Dieser Kongress ist sowieso gefüllt mit zu vielen Anzugträgern, die schon zu viele runde Geburtstage in ihrem Leben feiern konnten und Frauen, die in der Führungsriege generell eher Mangelware sind, scheinen hier Minusware zu sein. Klar. Das, was in Unternehmen vielleicht langsam ankommt, braucht in der Christenwelt mal wieder ein paar Jahrzehnte länger.

Was ich da gerade mache? Das, was mich eigentlich so unfassbar und tierisch an unserer Christenheit nervt. Und ich bin erschrocken, wie schnell ich selbst da reinrutsche: B A S H I N G – ohne Ende. Das Haar in der Suppe finden. Die eigene Mannschaft anbrüllen und niedermachen und sich dann wundern, dass das eigentliche nicht erreicht wird. Aber gut, das gibt ja wieder genügend Gründe zu kritisieren.

Was mich zu der Frage führt: Haben wir eigentlich den Arsch offen?

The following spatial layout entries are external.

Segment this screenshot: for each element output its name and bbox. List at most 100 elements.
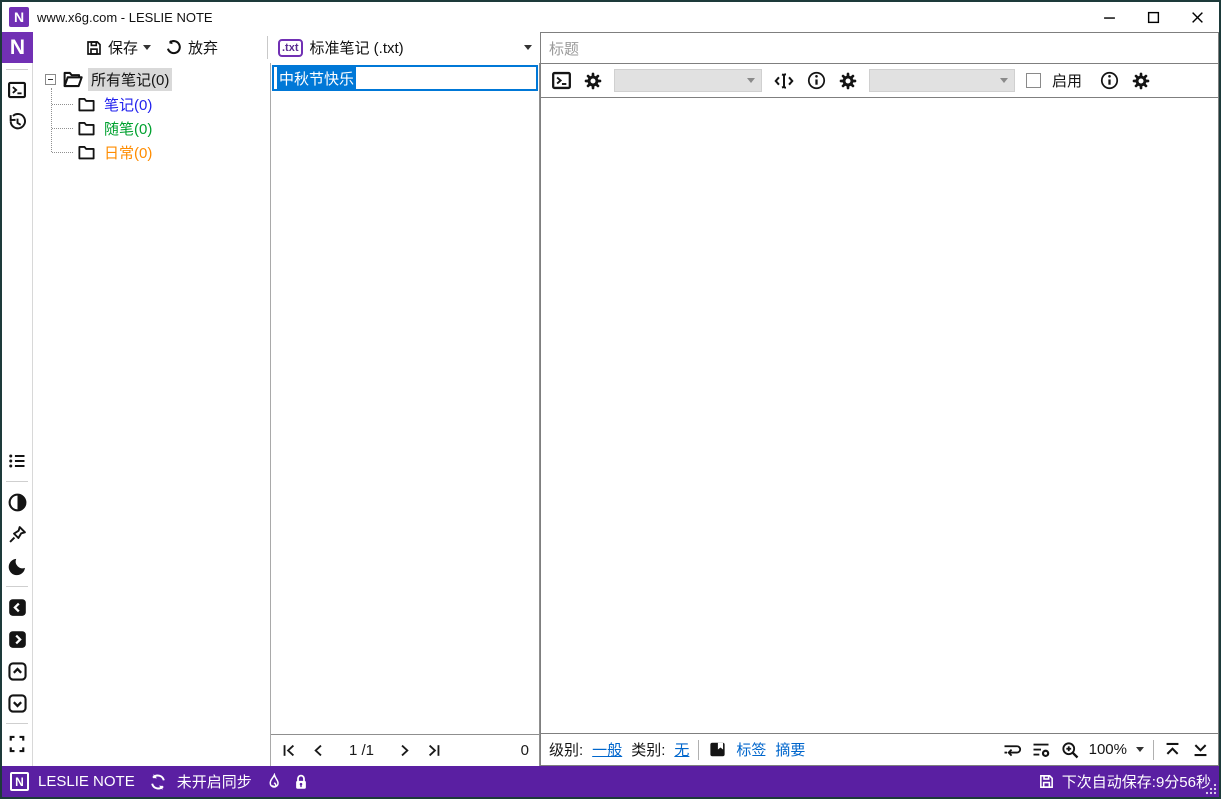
scroll-bottom-button[interactable] xyxy=(1191,740,1210,759)
tree-children: 笔记(0) 随笔(0) 日常(0) xyxy=(51,88,270,164)
editor-console-button[interactable] xyxy=(551,70,572,91)
collapse-top-panel-button[interactable] xyxy=(4,658,30,684)
moon-icon xyxy=(7,556,28,577)
enable-checkbox[interactable] xyxy=(1026,73,1041,88)
fullscreen-button[interactable] xyxy=(4,731,30,757)
icon-sidebar xyxy=(2,63,33,766)
tree-collapse-icon[interactable] xyxy=(45,73,56,85)
bullet-list-icon xyxy=(7,451,27,471)
note-title-input[interactable]: 标题 xyxy=(540,32,1219,63)
minimize-icon xyxy=(1103,11,1116,24)
settings-gear-button[interactable] xyxy=(583,71,603,91)
folder-icon xyxy=(77,119,96,138)
sync-icon[interactable] xyxy=(148,772,168,792)
maximize-icon xyxy=(1147,11,1160,24)
last-page-button[interactable] xyxy=(425,742,442,759)
contrast-icon xyxy=(7,492,28,513)
editor-footer-right: 100% xyxy=(1002,739,1210,760)
console-button[interactable] xyxy=(4,77,30,103)
sync-status[interactable]: 未开启同步 xyxy=(177,771,252,792)
chevron-down-icon xyxy=(1000,78,1008,83)
first-page-button[interactable] xyxy=(281,742,298,759)
resize-grip[interactable] xyxy=(1205,783,1217,795)
scroll-top-button[interactable] xyxy=(1163,740,1182,759)
history-icon xyxy=(7,112,28,133)
collapse-up-icon xyxy=(7,661,28,682)
maximize-button[interactable] xyxy=(1131,2,1175,32)
summary-link[interactable]: 摘要 xyxy=(775,739,805,760)
editor-footer: 级别: 一般 类别: 无 标签 摘要 100% xyxy=(541,733,1218,765)
contrast-button[interactable] xyxy=(4,489,30,515)
tree-item-essays[interactable]: 随笔(0) xyxy=(51,116,270,140)
close-button[interactable] xyxy=(1175,2,1219,32)
level-value-link[interactable]: 一般 xyxy=(592,739,622,760)
flame-icon[interactable] xyxy=(265,772,283,791)
sidebar-divider xyxy=(6,481,28,482)
app-logo-icon: N xyxy=(9,7,29,27)
status-logo-icon: N xyxy=(10,772,29,791)
word-wrap-button[interactable] xyxy=(1002,740,1022,760)
tree-item-label: 随笔(0) xyxy=(104,120,153,138)
settings-gear-button[interactable] xyxy=(838,71,858,91)
undo-icon xyxy=(164,38,183,57)
collapse-left-panel-button[interactable] xyxy=(4,594,30,620)
app-logo-large[interactable]: N xyxy=(2,32,33,63)
app-window: N www.x6g.com - LESLIE NOTE N 保存 放弃 .txt… xyxy=(0,0,1221,799)
window-title: www.x6g.com - LESLIE NOTE xyxy=(37,9,213,25)
title-bar: N www.x6g.com - LESLIE NOTE xyxy=(2,2,1219,32)
category-value-link[interactable]: 无 xyxy=(674,739,689,760)
zoom-level[interactable]: 100% xyxy=(1089,741,1127,758)
save-button[interactable]: 保存 xyxy=(85,35,138,61)
tree-item-notes[interactable]: 笔记(0) xyxy=(51,92,270,116)
tree-item-label: 笔记(0) xyxy=(104,96,153,114)
tree-item-all-notes[interactable]: 所有笔记(0) xyxy=(33,66,270,92)
minimize-button[interactable] xyxy=(1087,2,1131,32)
collapse-right-panel-button[interactable] xyxy=(4,626,30,652)
note-type-label: 标准笔记 (.txt) xyxy=(309,40,404,57)
template-dropdown[interactable] xyxy=(869,69,1015,92)
editor-content-area[interactable] xyxy=(541,98,1218,733)
note-count: 0 xyxy=(520,742,529,759)
tree-item-label: 所有笔记(0) xyxy=(88,67,173,91)
note-list-pagination: 1 /1 0 xyxy=(271,734,539,766)
zoom-in-button[interactable] xyxy=(1060,740,1080,760)
tree-item-daily[interactable]: 日常(0) xyxy=(51,140,270,164)
sidebar-divider xyxy=(6,586,28,587)
discard-label: 放弃 xyxy=(188,40,219,57)
history-button[interactable] xyxy=(4,109,30,135)
status-right: 下次自动保存:9分56秒 xyxy=(1038,771,1211,792)
sidebar-divider xyxy=(6,723,28,724)
dark-mode-button[interactable] xyxy=(4,553,30,579)
note-type-selector[interactable]: .txt 标准笔记 (.txt) xyxy=(270,32,540,63)
font-dropdown[interactable] xyxy=(614,69,762,92)
lock-icon[interactable] xyxy=(292,773,310,791)
info-button[interactable] xyxy=(1099,70,1120,91)
folder-tree: 所有笔记(0) 笔记(0) 随笔(0) 日常(0) xyxy=(33,63,270,766)
next-page-button[interactable] xyxy=(396,742,413,759)
list-settings-button[interactable] xyxy=(1031,740,1051,760)
txt-badge-icon: .txt xyxy=(278,38,303,57)
note-list-item[interactable]: 中秋节快乐 xyxy=(272,65,538,91)
window-controls xyxy=(1087,2,1219,32)
note-type-caret-icon xyxy=(524,45,532,50)
status-app-name: LESLIE NOTE xyxy=(38,773,135,790)
text-cursor-button[interactable] xyxy=(773,70,795,92)
zoom-caret-icon[interactable] xyxy=(1136,747,1144,752)
chevron-down-icon xyxy=(747,78,755,83)
info-button[interactable] xyxy=(806,70,827,91)
note-list-button[interactable] xyxy=(4,448,30,474)
collapse-bottom-panel-button[interactable] xyxy=(4,690,30,716)
autosave-icon xyxy=(1038,773,1055,790)
settings-gear-button[interactable] xyxy=(1131,71,1151,91)
console-icon xyxy=(7,80,27,100)
save-more-icon[interactable] xyxy=(143,45,151,50)
note-list-item-title[interactable]: 中秋节快乐 xyxy=(277,66,357,90)
pin-button[interactable] xyxy=(4,521,30,547)
bookmark-icon[interactable] xyxy=(708,740,727,759)
prev-page-button[interactable] xyxy=(310,742,327,759)
editor-toolbar: 启用 xyxy=(541,64,1218,98)
discard-button[interactable]: 放弃 xyxy=(164,37,218,58)
pin-icon xyxy=(7,524,28,545)
sidebar-divider xyxy=(6,69,28,70)
tags-link[interactable]: 标签 xyxy=(736,739,766,760)
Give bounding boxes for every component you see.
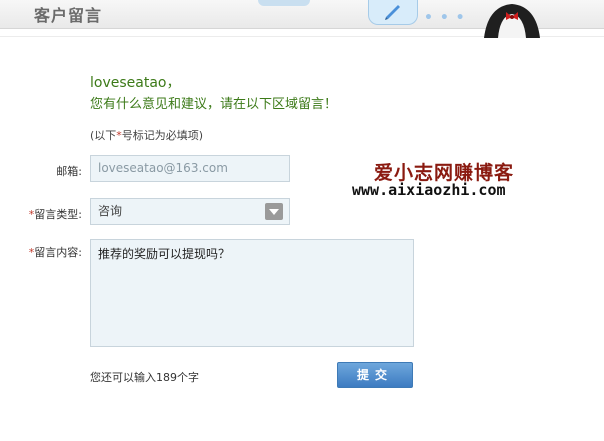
type-label-text: 留言类型:: [34, 208, 82, 221]
greeting-username: loveseatao，: [90, 75, 181, 91]
content-textarea[interactable]: 推荐的奖励可以提现吗？: [90, 239, 414, 347]
required-note-suffix: 号标记为必填项): [121, 129, 204, 142]
type-select[interactable]: 咨询: [90, 198, 290, 225]
character-counter: 您还可以输入189个字: [90, 371, 199, 384]
type-label: *留言类型:: [2, 206, 82, 222]
page-title: 客户留言: [34, 6, 103, 25]
penguin-mascot-icon: [484, 4, 540, 38]
chevron-down-icon[interactable]: [265, 203, 283, 220]
content-label: *留言内容:: [2, 244, 82, 260]
email-field[interactable]: loveseatao@163.com: [90, 155, 290, 182]
greeting-message: 您有什么意见和建议，请在以下区域留言！: [90, 97, 338, 112]
content-label-text: 留言内容:: [34, 246, 82, 259]
pen-paper-icon: [368, 0, 418, 25]
required-note-prefix: (以下: [90, 129, 117, 142]
email-label: 邮箱:: [56, 165, 82, 178]
type-select-value: 咨询: [98, 204, 123, 218]
watermark-url: www.aixiaozhi.com: [352, 181, 506, 199]
submit-button[interactable]: 提交: [337, 362, 413, 388]
ellipsis-icon: • • •: [424, 10, 466, 26]
required-note: (以下*号标记为必填项): [90, 127, 203, 143]
decorative-banner: [258, 0, 310, 6]
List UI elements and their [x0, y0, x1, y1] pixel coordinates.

Oder was geht da bei uns? Ich bin zutiefst erschüttert, was die Tage auf Social Media abgeht. Wo sich der Hate in gut verpackte theologische Wahrheitsansprüche kleidet und überschlägt. Wo sich namenhafte Verlagshäuser von Influencern distanzieren, sich die gleichen namenhaften Influencer mit rechtsradikalen Gedankengütern in Verbindung bringen lassen und das Mysterium nicht auflösen, wo die unantastbare Würde des Menschen an theologische Einstellungen geknüpft wird, wo das Thema Homosexualität in Gemeinden bessere Brände auslöst als jeder Grillanzünder und Meme-Seiten auf Instagram zu neuen Nachrichtenagenturen werden, die darüber informieren, was in unserer christlichen Bubble gerade so Dramatisches passiert.

All das löst so dermaßen heiligen Zorn bei mir aus, dass ich, getreu nach dem Motto WWJD ein paar Tische umschmeißen möchte.

Warum?

Weil, sei es das Bashen von Frauenseminaren, Männer-dominierten Kongressen, „Christfluencern“, Artikeln, Büchern, Gemeinden, die mit „und“ anfangen oder ein „Hill“ und ein „Song“ in ihrem Namen tragen oder die LGBTQ+ feiern oder LGBTQ+ als unbefreite Sünder feiern – all das ist doch erstmal völlig Nebensache, oder?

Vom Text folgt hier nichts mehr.